İşimiz gereği her an, her yerde ulaşılabilir olmak zorundayız. Günümüzde, hatta son birkaç yıldır en büyük lüks aslında iletişimsizlik. Hatırlayın; kolay ulaşılabilir olmanın lüks olduğu yıllar ne kadar da geride kaldı. Bu açıdan çantamda olmazsa olmazların başında tablet bilgisayarım ve akıllı telefonlarım geliyor. Valizde ufaklığın eşyalarından kalan yerler için elimizden geldiğince hak iddia ediyoruz. Hafta sonu için çadır kurup kamp yapabileceğimiz bir yerlere gidiyorsak, çantada bulunan ekipmanlarımızda ciddi değişiklikler yapıyoruz.

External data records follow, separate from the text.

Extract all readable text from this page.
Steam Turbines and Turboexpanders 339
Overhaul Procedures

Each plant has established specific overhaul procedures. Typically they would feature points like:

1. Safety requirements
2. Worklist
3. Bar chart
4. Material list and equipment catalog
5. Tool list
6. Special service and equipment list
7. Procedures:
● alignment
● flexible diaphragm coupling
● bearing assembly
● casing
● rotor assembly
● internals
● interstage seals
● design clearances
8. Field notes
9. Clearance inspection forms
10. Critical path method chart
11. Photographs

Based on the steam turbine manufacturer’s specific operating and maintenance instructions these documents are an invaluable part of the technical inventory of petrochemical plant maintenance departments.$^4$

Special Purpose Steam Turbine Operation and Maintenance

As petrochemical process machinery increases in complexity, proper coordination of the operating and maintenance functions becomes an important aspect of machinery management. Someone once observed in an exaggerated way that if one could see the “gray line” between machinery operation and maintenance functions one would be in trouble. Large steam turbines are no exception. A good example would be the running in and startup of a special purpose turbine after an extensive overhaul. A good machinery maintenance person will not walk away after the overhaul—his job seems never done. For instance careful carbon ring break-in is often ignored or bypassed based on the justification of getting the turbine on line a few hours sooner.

Genelde tatile kiminle çıkarsınız?
Tatile en iyi arkadaşım olan eşimle çıkmaktan büyük keyif alıyorum. Yaklaşık üç yıldır da oğlumuz Ege eşlik ediyor bize. Tabii son yıllarda tatil alışkanlıklarımızda Ege ile birlikte bazı değişiklikler yapmak zorunda kaldık.
Favori tatil rotalarınızı paylaşır mısınız? Ülke, şehir, oteller…
Yurt içi deniz tatili için Bodrum ve Fethiye favori mekanlarım. Alanya-Antalya gibi nispeten daha sıcak bölgeleri hiçbir zaman sevemedim. Ülke sınırları içerisinde gitmek istediğimiz çok fazla yer var. Fırsat bulur bulmaz Karadeniz ve Doğu Anadolu turu yapmak istiyorum.
Yurt dışında ise, özellikle bisikletle dolaşılabilen şehirlere karşı bir zaafım var. Bunların başında şüphesiz Amsterdam geliyor. İnsanları bu kadar rahat olmasına, diledikleri her şeyi tüketebilmesine rağmen sokaklarında rahat rahat yürüyebildiğimiz, kimseden bir taşkınlık görmediğimiz ilginç bir şehir. Yasaklamanın bir çözüm olmadığını Amsterdam’da çok daha iyi anlıyorsunuz. Diğer taraftan Londra başta olmak üzere, Barcelona ve Berlin yaşayabileceğim şehirlerden. Tarihi dokusu nedeniyle Roma ve Floransa mutlaka görülmesi, birkaç gün geçirilmesi gereken yerler. Özellikle Roma’da birkaç gün geçirince FIAT 500 ve Vespa’lara aşırı ilgi duymaya başlamıştım. Küçük araçların kalabalık şehirlerde ne denli hayat kurtarabildiğini görmüştüm orada. 2. Dünya Savaşı’na meraklıysanız, özellikle savaş sırasında büyük yara almış olan Varşova-Polonya’yı mutlaka görmelisiniz. Oradan birkaç saatlik tren yolculuğuyla Krakov’a geçip çok uzak gözükmesine rağmen aslında çok yakın tarihte yaşanan insanlık ayıbını teninizde hissedebilirsiniz. Slovenya’nın Bled’i ise adeta cennetten bir köşe. Yurt dışında nereyi beğenmediğimi soracak olsaydınız, yanıtım Paris olurdu.